What about session state now? Session state doesn't change much usually. So it is more or less constant. Its objects will live in the Old (or even permanent) generation. It's certainly a bad idea to constantly add and remove objects to/from the session, because these objects will have to be collected in the Old generation by a big collection. Session state is also really small usually. Just a few KB. Do the maths: a 2 GB heap can hold 20'000 sessions of 100 KB. That's more than enough and will not be the bottleneck. Of course don't store huge data in sessions.

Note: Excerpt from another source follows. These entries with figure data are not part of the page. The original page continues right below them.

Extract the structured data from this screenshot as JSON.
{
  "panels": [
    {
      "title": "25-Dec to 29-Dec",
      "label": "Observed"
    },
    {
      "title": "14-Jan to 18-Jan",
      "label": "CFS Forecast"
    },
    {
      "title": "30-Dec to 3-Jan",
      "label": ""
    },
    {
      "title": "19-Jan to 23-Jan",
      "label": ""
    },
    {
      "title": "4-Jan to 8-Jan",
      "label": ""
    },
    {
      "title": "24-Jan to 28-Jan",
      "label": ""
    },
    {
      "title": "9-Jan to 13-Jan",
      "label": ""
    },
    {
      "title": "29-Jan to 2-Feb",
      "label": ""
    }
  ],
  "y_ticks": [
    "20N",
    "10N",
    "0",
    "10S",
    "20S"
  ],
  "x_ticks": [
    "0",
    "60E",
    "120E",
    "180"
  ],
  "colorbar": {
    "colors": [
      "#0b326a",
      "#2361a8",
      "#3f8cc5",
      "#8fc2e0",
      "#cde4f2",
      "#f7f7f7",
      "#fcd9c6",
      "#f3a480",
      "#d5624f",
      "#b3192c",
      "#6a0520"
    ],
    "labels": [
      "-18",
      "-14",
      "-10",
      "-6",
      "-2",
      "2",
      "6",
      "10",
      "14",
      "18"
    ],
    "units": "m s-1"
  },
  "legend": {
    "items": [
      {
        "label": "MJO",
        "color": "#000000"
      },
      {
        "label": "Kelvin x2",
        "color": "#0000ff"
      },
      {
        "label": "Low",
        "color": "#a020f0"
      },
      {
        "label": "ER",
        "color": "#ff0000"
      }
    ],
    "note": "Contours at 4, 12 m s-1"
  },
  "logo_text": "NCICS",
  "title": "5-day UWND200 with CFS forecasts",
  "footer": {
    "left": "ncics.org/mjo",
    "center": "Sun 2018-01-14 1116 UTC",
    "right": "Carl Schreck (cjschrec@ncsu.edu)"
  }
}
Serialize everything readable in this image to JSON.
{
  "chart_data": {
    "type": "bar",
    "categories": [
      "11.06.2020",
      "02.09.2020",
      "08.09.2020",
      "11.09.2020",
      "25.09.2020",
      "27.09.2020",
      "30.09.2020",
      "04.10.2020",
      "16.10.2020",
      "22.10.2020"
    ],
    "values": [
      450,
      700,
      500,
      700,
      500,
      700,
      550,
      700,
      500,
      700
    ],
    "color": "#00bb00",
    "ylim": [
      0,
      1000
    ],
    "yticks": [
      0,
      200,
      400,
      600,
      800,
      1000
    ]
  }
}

To sum up this posting: if you want a scalable Java webapp:
- reduce object allocation
- no object churning
- prefer short-lived objects
- clear references as soon as possible
- keep response times as short as possible: longer response time means that request scoped objects may survive a small GC
- keep session state small
- rarely add/remove objects to/from session
- use the CMS garbage collector
- size the eden, old and permanent generations sensibly (100MB, 2GB, 64MB is a good example) and inspect their use with JConsole
- careful with state save/restore: this creates a lot of garbage for every request
- careful with parsers: they can create a lot of garbage
- careful with HTML formatting: string ops easily create garbage
- careful how much you keep during the lifecycle of a request (request, response, context objects)
- careful with filter/interceptor architectures (streams): they tend to copy data with every added layer, plus add to the stack
- careful with (stream) buffering: buffers are relativly big chunky objects likely to end up in the Old generation or exhaust Eden space quickly.
- Iterator (Java 5 shorthand for loops!): when used heavily e.g. to recursively iterate over tree structures
- HashSet, HashMap, Hashtable, LinkedList: wrap each inserted object
- ByteArrayOutputStream.toByteArray(): copies the internal array
- ArrayList: allocates new array when growing
- XML parsers and transformers (XSLT)
- String operations
- some JDBC drivers like Oracle
- reporting libraries like JasperReports
CMS is able to continue application-execution while the old-gen is collected at the expense of throughput.
ParallellOldGC will stop all threads during a GC cycles -> longer pauses, but has lower overhead in general.